- Philip and Anna Parrish Kirchner Log House
- U.S. National Register of Historic Places
- Location: 4969 120th Ave.
- Nearest city: Peterson, Iowa
- Coordinates: 42°55′42″N 95°20′48″W﻿ / ﻿42.92833°N 95.34667°W
- Built: 1867
- Built by: P. & A.P. Kirchner
- NRHP reference No.: 93000897
- Added to NRHP: September 2, 1993

= Philip and Anna Parrish Kirchner Log House =

Historic house in Iowa, United States

The Philip and Anna Parrish Kirchner Log House is a historic building located north of Peterson, Iowa, United States. The Kirchners moved from the Albany, New York area to southwest Clay County in 1867, and built this log house the same year. It is located on part of the property that his older brother A.J. "Gust" Kirchner claimed in 1856. They were among the first Caucasian settlers in the county. A summer kitchen was later added to the west side of the house and a blacksmith shop onto the north side.
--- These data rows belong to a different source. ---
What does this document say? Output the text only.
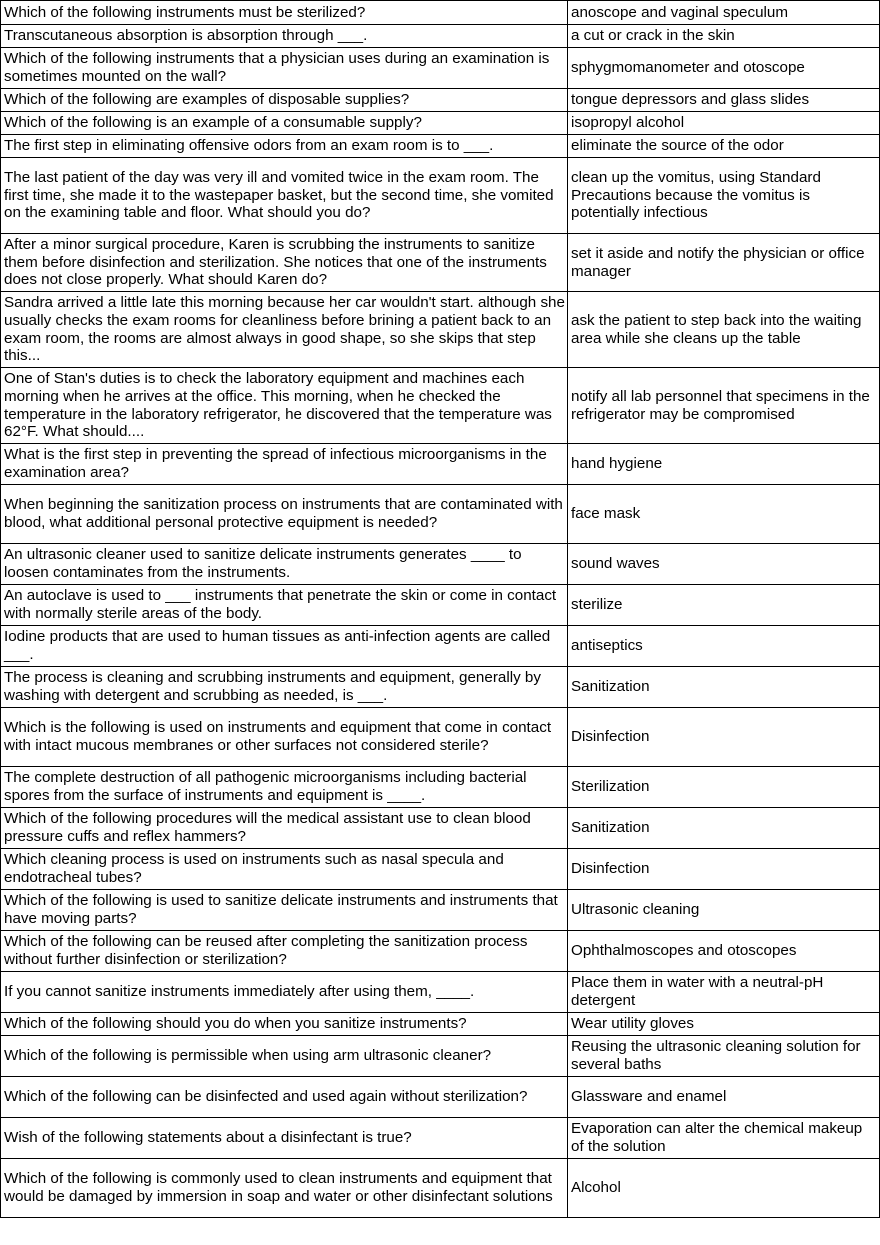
Which of the following instruments must be sterilized?	anoscope and vaginal speculum
Transcutaneous absorption is absorption through ___.	a cut or crack in the skin
Which of the following instruments that a physician uses during an examination is sometimes mounted on the wall?	sphygmomanometer and otoscope
Which of the following are examples of disposable supplies?	tongue depressors and glass slides
Which of the following is an example of a consumable supply?	isopropyl alcohol
The first step in eliminating offensive odors from an exam room is to ___.	eliminate the source of the odor
The last patient of the day was very ill and vomited twice in the exam room. The first time, she made it to the wastepaper basket, but the second time, she vomited on the examining table and floor. What should you do?	clean up the vomitus, using Standard Precautions because the vomitus is potentially infectious
After a minor surgical procedure, Karen is scrubbing the instruments to sanitize them before disinfection and sterilization. She notices that one of the instruments does not close properly. What should Karen do?	set it aside and notify the physician or office manager
Sandra arrived a little late this morning because her car wouldn't start. although she usually checks the exam rooms for cleanliness before brining a patient back to an exam room, the rooms are almost always in good shape, so she skips that step this...	ask the patient to step back into the waiting area while she cleans up the table
One of Stan's duties is to check the laboratory equipment and machines each morning when he arrives at the office. This morning, when he checked the temperature in the laboratory refrigerator, he discovered that the temperature was 62°F. What should....	notify all lab personnel that specimens in the refrigerator may be compromised
What is the first step in preventing the spread of infectious microorganisms in the examination area?	hand hygiene
When beginning the sanitization process on instruments that are contaminated with blood, what additional personal protective equipment is needed?	face mask
An ultrasonic cleaner used to sanitize delicate instruments generates ____ to loosen contaminates from the instruments.	sound waves
An autoclave is used to ___ instruments that penetrate the skin or come in contact with normally sterile areas of the body.	sterilize
Iodine products that are used to human tissues as anti-infection agents are called ___.	antiseptics
The process is cleaning and scrubbing instruments and equipment, generally by washing with detergent and scrubbing as needed, is ___.	Sanitization
Which is the following is used on instruments and equipment that come in contact with intact mucous membranes or other surfaces not considered sterile?	Disinfection
The complete destruction of all pathogenic microorganisms including bacterial spores from the surface of instruments and equipment is ____.	Sterilization
Which of the following procedures will the medical assistant use to clean blood pressure cuffs and reflex hammers?	Sanitization
Which cleaning process is used on instruments such as nasal specula and endotracheal tubes?	Disinfection
Which of the following is used to sanitize delicate instruments and instruments that have moving parts?	Ultrasonic cleaning
Which of the following can be reused after completing the sanitization process without further disinfection or sterilization?	Ophthalmoscopes and otoscopes
If you cannot sanitize instruments immediately after using them, ____.	Place them in water with a neutral-pH detergent
Which of the following should you do when you sanitize instruments?	Wear utility gloves
Which of the following is permissible when using arm ultrasonic cleaner?	Reusing the ultrasonic cleaning solution for several baths
Which of the following can be disinfected and used again without sterilization?	Glassware and enamel
Wish of the following statements about a disinfectant is true?	Evaporation can alter the chemical makeup of the solution
Which of the following is commonly used to clean instruments and equipment that would be damaged by immersion in soap and water or other disinfectant solutions	Alcohol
The Kirchners lived here until they built a two-story frame house nearby in 1882. Philip's sister, Charlotte Kirchner Butler, bought the property after his death and restored the log house to its original condition around 1910, which meant the removal of the summer kitchen and the blacksmith shop. The property remained in the family until at least the 1990s, and housed a display of family artifacts. The house was listed on the National Register of Historic Places in 1993.